Dunaway’s Crawford is perversely sympathetic. She’s a monster but we can understand why. As MGM’s biggest name, Crawford is entirely self-obsessed. She is conscious that she is growing older and terrified that everything will be taken away from her. “I will survive, I will survive,” she murmurs to herself when she is out jogging. She is ferociously competitive, even to the extent that she won’t let her tiny adopted daughter beat her in a swimming race. Her obsession with tidiness is an extension of her anxiety about her own appearance. She has to look perfect for the studio boss and for her fans. She’s a figure of pity but that doesn’t disguise the fact she is also an abusive mother.
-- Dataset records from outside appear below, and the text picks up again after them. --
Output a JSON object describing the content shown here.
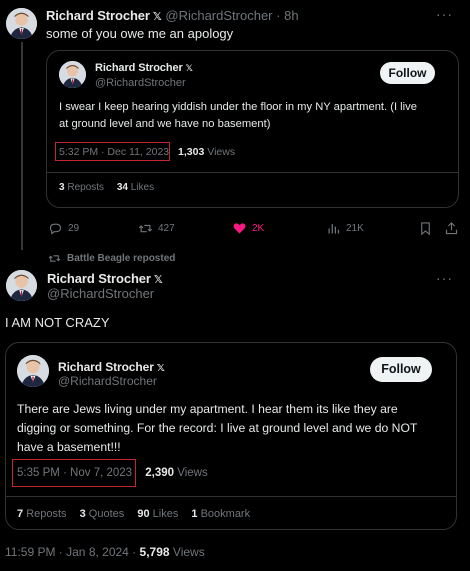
{
  "tweet1": {
    "name": "Richard Strocher",
    "handle": "@RichardStrocher",
    "time": "8h",
    "sep": "·",
    "text": "some of you owe me an apology",
    "quote": {
      "name": "Richard Strocher",
      "handle": "@RichardStrocher",
      "follow": "Follow",
      "text_line1": "I swear I keep hearing yiddish under the floor in my NY apartment. (I live",
      "text_line2": "at ground level and we have no basement)",
      "timestamp": "5:32 PM · Dec 11, 2023",
      "views_count": "1,303",
      "views_label": "Views",
      "reposts_count": "3",
      "reposts_label": "Reposts",
      "likes_count": "34",
      "likes_label": "Likes"
    },
    "actions": {
      "replies": "29",
      "reposts": "427",
      "likes": "2K",
      "views": "21K"
    }
  },
  "repost_banner": "Battle Beagle reposted",
  "tweet2": {
    "name": "Richard Strocher",
    "handle": "@RichardStrocher",
    "text": "I AM NOT CRAZY",
    "quote": {
      "name": "Richard Strocher",
      "handle": "@RichardStrocher",
      "follow": "Follow",
      "text_line1": "There are Jews living under my apartment. I hear them its like they are",
      "text_line2": "digging or something. For the record: I live at ground level and we do NOT",
      "text_line3": "have a basement!!!",
      "timestamp": "5:35 PM · Nov 7, 2023",
      "views_count": "2,390",
      "views_label": "Views",
      "reposts_count": "7",
      "reposts_label": "Reposts",
      "quotes_count": "3",
      "quotes_label": "Quotes",
      "likes_count": "90",
      "likes_label": "Likes",
      "bookmarks_count": "1",
      "bookmarks_label": "Bookmark"
    },
    "timestamp": "11:59 PM · Jan 8, 2024 ·",
    "views_count": "5,798",
    "views_label": "Views"
  },
  "icons": {
    "x_logo": "𝕏",
    "more": "···"
  },
  "colors": {
    "like_active": "#f91880",
    "highlight_box": "#c1272d",
    "follow_bg": "#eff3f4"
  }
}
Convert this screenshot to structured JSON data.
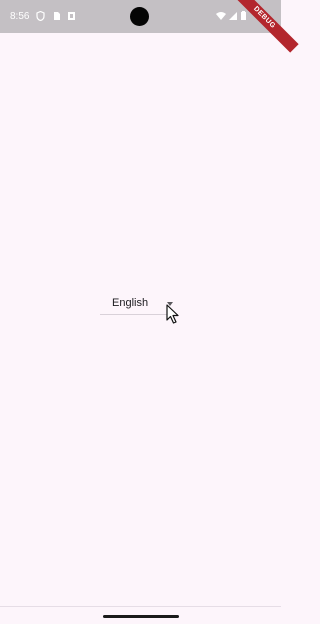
{
  "status_bar": {
    "time": "8:56",
    "left_icons": [
      "shield-icon",
      "sim-card-icon",
      "notification-box-icon"
    ],
    "right_icons": [
      "wifi-icon",
      "signal-icon",
      "battery-icon"
    ]
  },
  "debug_banner": {
    "label": "DEBUG"
  },
  "language_dropdown": {
    "selected": "English",
    "icon": "dropdown-arrow-icon"
  },
  "colors": {
    "background": "#fdf5fb",
    "status_bar": "#c4c0c4",
    "debug_banner": "#b3262d",
    "text": "#1c1b1f"
  }
}
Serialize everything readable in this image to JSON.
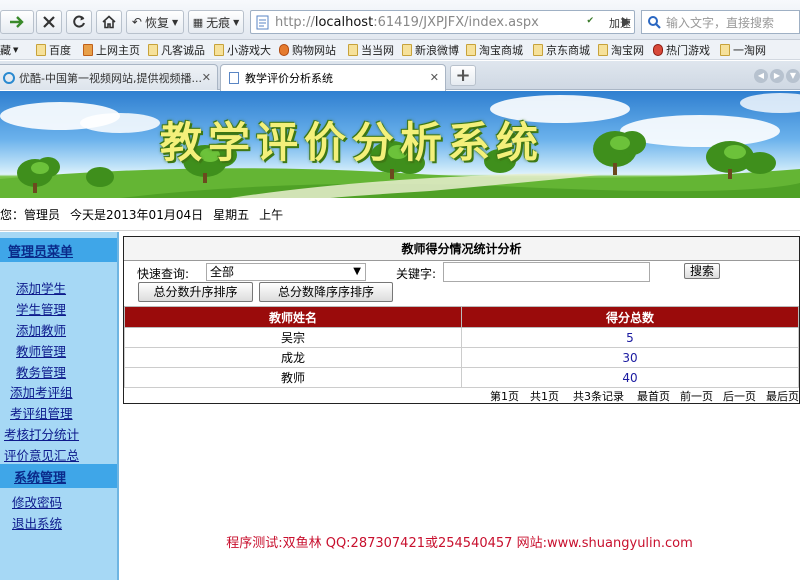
{
  "browser": {
    "nav_buttons": {
      "restore_label": "恢复",
      "no_trace_label": "无痕"
    },
    "url": {
      "scheme_host": "http://",
      "host": "localhost",
      "port_path": ":61419/JXPJFX/index.aspx"
    },
    "accelerate_label": "加速",
    "search_placeholder": "输入文字，直接搜索",
    "favorites": {
      "folder_label": "藏",
      "items": [
        "百度",
        "上网主页",
        "凡客诚品",
        "小游戏大",
        "购物网站",
        "当当网",
        "新浪微博",
        "淘宝商城",
        "京东商城",
        "淘宝网",
        "热门游戏",
        "一淘网"
      ]
    },
    "tabs": [
      {
        "label": "优酷-中国第一视频网站,提供视频播..."
      },
      {
        "label": "教学评价分析系统"
      }
    ]
  },
  "banner": {
    "title": "教学评价分析系统"
  },
  "info_bar": {
    "greeting": "您：管理员",
    "date": "今天是2013年01月04日",
    "weekday": "星期五",
    "period": "上午"
  },
  "sidebar": {
    "admin_menu": "管理员菜单",
    "admin_items": [
      "添加学生",
      "学生管理",
      "添加教师",
      "教师管理",
      "教务管理",
      "添加考评组",
      "考评组管理",
      "考核打分统计",
      "评价意见汇总"
    ],
    "system_menu": "系统管理",
    "system_items": [
      "修改密码",
      "退出系统"
    ]
  },
  "main": {
    "title": "教师得分情况统计分析",
    "quick_query_label": "快速查询:",
    "quick_query_value": "全部",
    "keyword_label": "关键字:",
    "search_button": "搜索",
    "sort_asc_button": "总分数升序排序",
    "sort_desc_button": "总分数降序序排序",
    "table": {
      "headers": [
        "教师姓名",
        "得分总数"
      ],
      "rows": [
        [
          "吴宗",
          "5"
        ],
        [
          "成龙",
          "30"
        ],
        [
          "教师",
          "40"
        ]
      ]
    },
    "pager": {
      "page_info": "第1页",
      "total_pages": "共1页",
      "total_records": "共3条记录",
      "first": "最首页",
      "prev": "前一页",
      "next": "后一页",
      "last": "最后页"
    }
  },
  "footer": {
    "text": "程序测试:双鱼林 QQ:287307421或254540457 网站:www.shuangyulin.com"
  },
  "colors": {
    "table_header": "#9a0b0b",
    "sidebar_bg": "#a6d8f5",
    "sidebar_head": "#3fa6e8",
    "footer_text": "#c8102e",
    "link": "#0d1a8c"
  }
}
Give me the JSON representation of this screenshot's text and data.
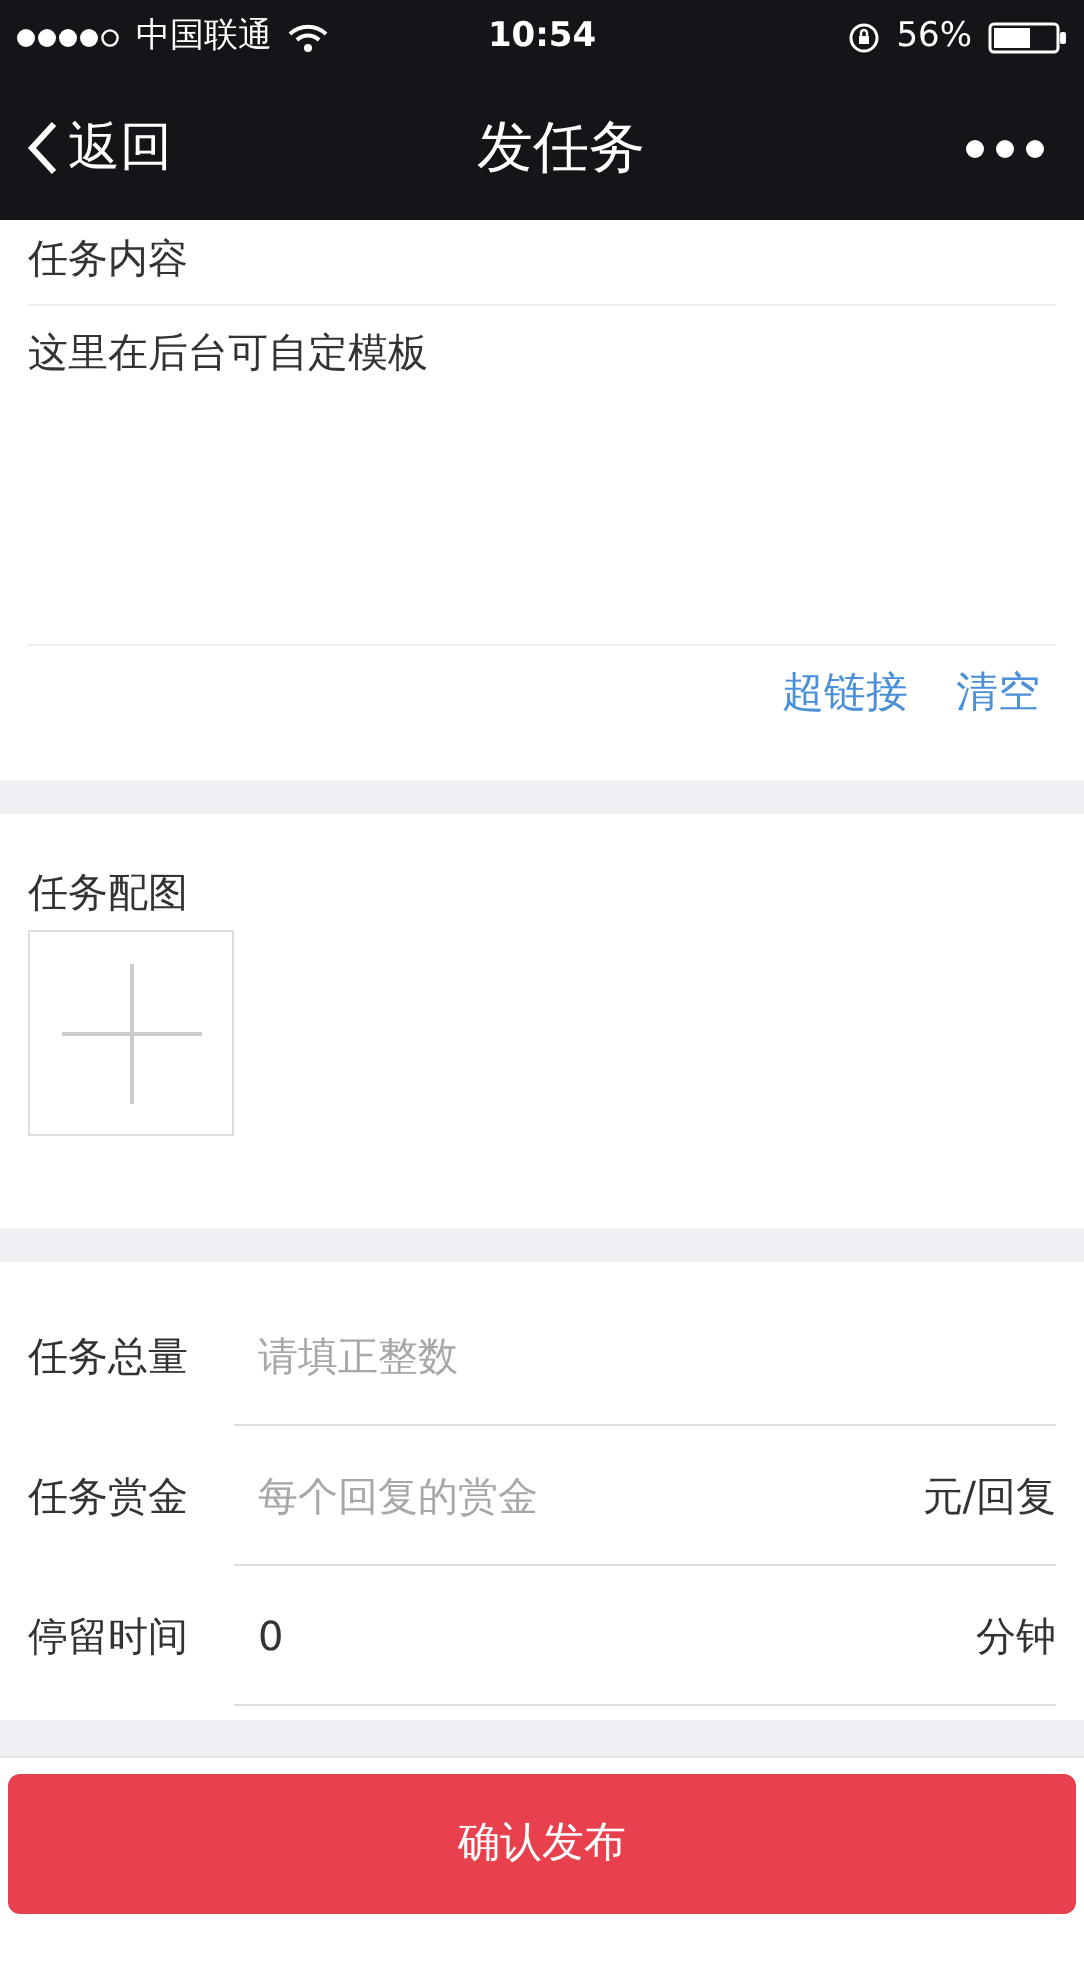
{
  "status_bar": {
    "carrier": "中国联通",
    "time": "10:54",
    "battery": "56%"
  },
  "nav": {
    "back": "返回",
    "title": "发任务"
  },
  "content": {
    "label": "任务内容",
    "text": "这里在后台可自定模板",
    "links": [
      "超链接",
      "清空"
    ]
  },
  "image": {
    "label": "任务配图"
  },
  "fields": [
    {
      "label": "任务总量",
      "placeholder": "请填正整数"
    },
    {
      "label": "任务赏金",
      "placeholder": "每个回复的赏金",
      "unit": "元/回复"
    },
    {
      "label": "停留时间",
      "value": "0",
      "unit": "分钟"
    }
  ],
  "submit": "确认发布"
}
From Mia Farrow’s traumas in Rosemary’s Baby (1968) to the terrifying labour that Jennifer Lawrence endures in Darren Aronofsky’s Mother! (2017), pregnancy and motherhood are portrayed as demonic experiences in many US horror movies and psychological thrillers. As if to atone for the bleakness of such films, there is another strain of American mummy movies that are gooey and maudlin in the extreme. These are the ones that tend to be re-released in time for Mother’s Day.
“A hurricane of garbage” was how one critic responded to Garry Marshall’s Mother’s Day (2016), starring Jennifer Aniston, Kate Hudson and Julia Roberts. That was one of the kinder responses to a terminally schmaltzy drama in which the characters either have mummy issues – they’re adopted or estranged from their parents – or are embattled single mums themselves. By the final reel, every conflict is resolved… and every mum and kid is happy. The reviews were savage but the “repellent”, “godawful” and “truly offensive” film still turned a tidy profit.
Last weekend, when Michelle Yeoh won her Best Actress Oscar for Everything Everywhere All at Once, she dedicated her award “to my mum, all the mums in the world because they are really the superheroes and without them, none of us would be here tonight”. In the film, she herself plays a long-suffering mum weighed down with her work running a laundromat who is
suddenly given the chance to experience life in other dimensions. She gets to see herself in many different guises, for example, a martial arts star, a chef and an opera singer.
That’s not an opportunity given to characters in most mummy movies. There’s something uncomfortable about the probing way the best ones deal with love and grief and with the constricted, difficult lives their protagonists invariably lead. Come Mother’s Day, it’s understandable then that viewers don’t want to be stuck in their worlds, or to weep and weep as they confront the inescapable fact that every child eventually loses its mother. You can hardly blame them if, on Sunday, they take the Roberts romcom option instead.